Bolsonaro's campaign basically rests on his record to date and continuing down the same road of neo-liberal nation-wrecking and taking no social responsibility for the lives and well-being of the Brazilian people. The tragic and unforgivable consequences of this were on full display during the pandemic.

Lula's platform revolves around rebuilding the country after six years of the anti-social offensive launched after President Dilma Rousseff, of the PT, was removed in a coup in 2016 to placate the international financial oligarchy. After that the coup forces took aim at Lula to prevent the people's forces from returning him and a PT government to office in 2018, so the wrecking could continue.
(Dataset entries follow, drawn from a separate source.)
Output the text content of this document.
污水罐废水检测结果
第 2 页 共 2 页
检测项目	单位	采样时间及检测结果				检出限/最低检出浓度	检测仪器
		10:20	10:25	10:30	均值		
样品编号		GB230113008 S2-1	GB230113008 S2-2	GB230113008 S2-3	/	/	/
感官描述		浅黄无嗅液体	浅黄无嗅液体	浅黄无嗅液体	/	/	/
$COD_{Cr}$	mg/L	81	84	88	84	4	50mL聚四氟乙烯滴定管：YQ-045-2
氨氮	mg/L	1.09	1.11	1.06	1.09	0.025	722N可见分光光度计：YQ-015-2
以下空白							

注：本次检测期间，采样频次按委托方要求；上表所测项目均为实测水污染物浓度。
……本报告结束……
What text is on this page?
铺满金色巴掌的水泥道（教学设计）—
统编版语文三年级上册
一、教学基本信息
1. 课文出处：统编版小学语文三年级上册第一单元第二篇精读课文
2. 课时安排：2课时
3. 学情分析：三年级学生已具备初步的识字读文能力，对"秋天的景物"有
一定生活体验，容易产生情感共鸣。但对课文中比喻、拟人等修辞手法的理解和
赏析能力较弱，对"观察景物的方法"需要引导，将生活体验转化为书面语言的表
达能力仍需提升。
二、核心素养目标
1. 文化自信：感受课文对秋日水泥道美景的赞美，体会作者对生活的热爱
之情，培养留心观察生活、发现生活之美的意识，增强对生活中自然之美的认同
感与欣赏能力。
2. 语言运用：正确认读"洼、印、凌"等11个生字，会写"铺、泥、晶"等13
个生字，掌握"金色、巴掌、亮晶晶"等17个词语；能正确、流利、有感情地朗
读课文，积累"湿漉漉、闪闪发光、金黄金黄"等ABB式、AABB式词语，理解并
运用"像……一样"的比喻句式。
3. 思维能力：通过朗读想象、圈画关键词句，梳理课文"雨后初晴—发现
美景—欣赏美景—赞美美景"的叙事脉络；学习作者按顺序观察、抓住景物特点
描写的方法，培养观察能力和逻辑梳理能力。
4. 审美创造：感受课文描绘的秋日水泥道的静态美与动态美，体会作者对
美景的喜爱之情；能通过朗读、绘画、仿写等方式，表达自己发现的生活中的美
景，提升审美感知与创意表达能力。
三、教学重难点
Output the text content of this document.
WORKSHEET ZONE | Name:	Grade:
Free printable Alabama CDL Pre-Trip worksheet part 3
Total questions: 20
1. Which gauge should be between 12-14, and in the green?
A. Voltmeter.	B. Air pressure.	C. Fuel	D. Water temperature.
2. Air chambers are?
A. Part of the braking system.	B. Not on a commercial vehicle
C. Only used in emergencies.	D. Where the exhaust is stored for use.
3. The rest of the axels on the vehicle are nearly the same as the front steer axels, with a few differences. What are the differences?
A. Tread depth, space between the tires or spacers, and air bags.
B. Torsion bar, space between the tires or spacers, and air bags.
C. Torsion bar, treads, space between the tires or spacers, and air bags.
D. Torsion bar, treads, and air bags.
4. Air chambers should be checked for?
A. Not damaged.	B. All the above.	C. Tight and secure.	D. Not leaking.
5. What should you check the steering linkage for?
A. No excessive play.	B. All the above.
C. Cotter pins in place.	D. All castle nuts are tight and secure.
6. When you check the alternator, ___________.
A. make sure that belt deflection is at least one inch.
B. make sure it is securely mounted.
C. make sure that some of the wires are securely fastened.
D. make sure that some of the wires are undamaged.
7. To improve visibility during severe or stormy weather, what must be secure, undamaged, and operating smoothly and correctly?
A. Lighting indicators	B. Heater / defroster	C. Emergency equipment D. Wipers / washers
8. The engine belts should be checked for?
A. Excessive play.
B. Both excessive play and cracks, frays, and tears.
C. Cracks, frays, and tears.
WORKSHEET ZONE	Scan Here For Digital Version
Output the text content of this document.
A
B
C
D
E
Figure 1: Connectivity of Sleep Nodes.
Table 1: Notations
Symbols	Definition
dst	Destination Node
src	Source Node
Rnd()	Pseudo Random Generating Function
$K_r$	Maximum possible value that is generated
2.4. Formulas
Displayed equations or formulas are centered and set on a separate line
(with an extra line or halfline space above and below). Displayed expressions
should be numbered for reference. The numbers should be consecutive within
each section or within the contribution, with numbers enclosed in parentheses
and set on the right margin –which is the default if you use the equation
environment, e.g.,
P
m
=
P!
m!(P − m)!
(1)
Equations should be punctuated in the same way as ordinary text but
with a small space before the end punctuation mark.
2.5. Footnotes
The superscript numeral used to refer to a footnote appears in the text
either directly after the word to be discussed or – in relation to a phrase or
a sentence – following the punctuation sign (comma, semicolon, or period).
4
The program for rebuilding Brazil that Lula is running on today calls for investing in social programs, combating inflation by controlling prices, protecting the environment and defending Brazil's sovereignty.


Bitter Experience of 2018 Election

In the last election, as in the current one, Lula consistently led all the voter intention polls. This was in spite of his being in prison and having to fight one legal battle after another to defend himself against trumped-up corruption charges aimed at destroying his reputation and taking him out of the running for a third term as president. The operation mounted against him involved persecution in the media and by politicized judicial actors on a mission to have him convicted, jailed and disqualified as a candidate -- without evidence and in violation of his right to due process and the presumption of innocence.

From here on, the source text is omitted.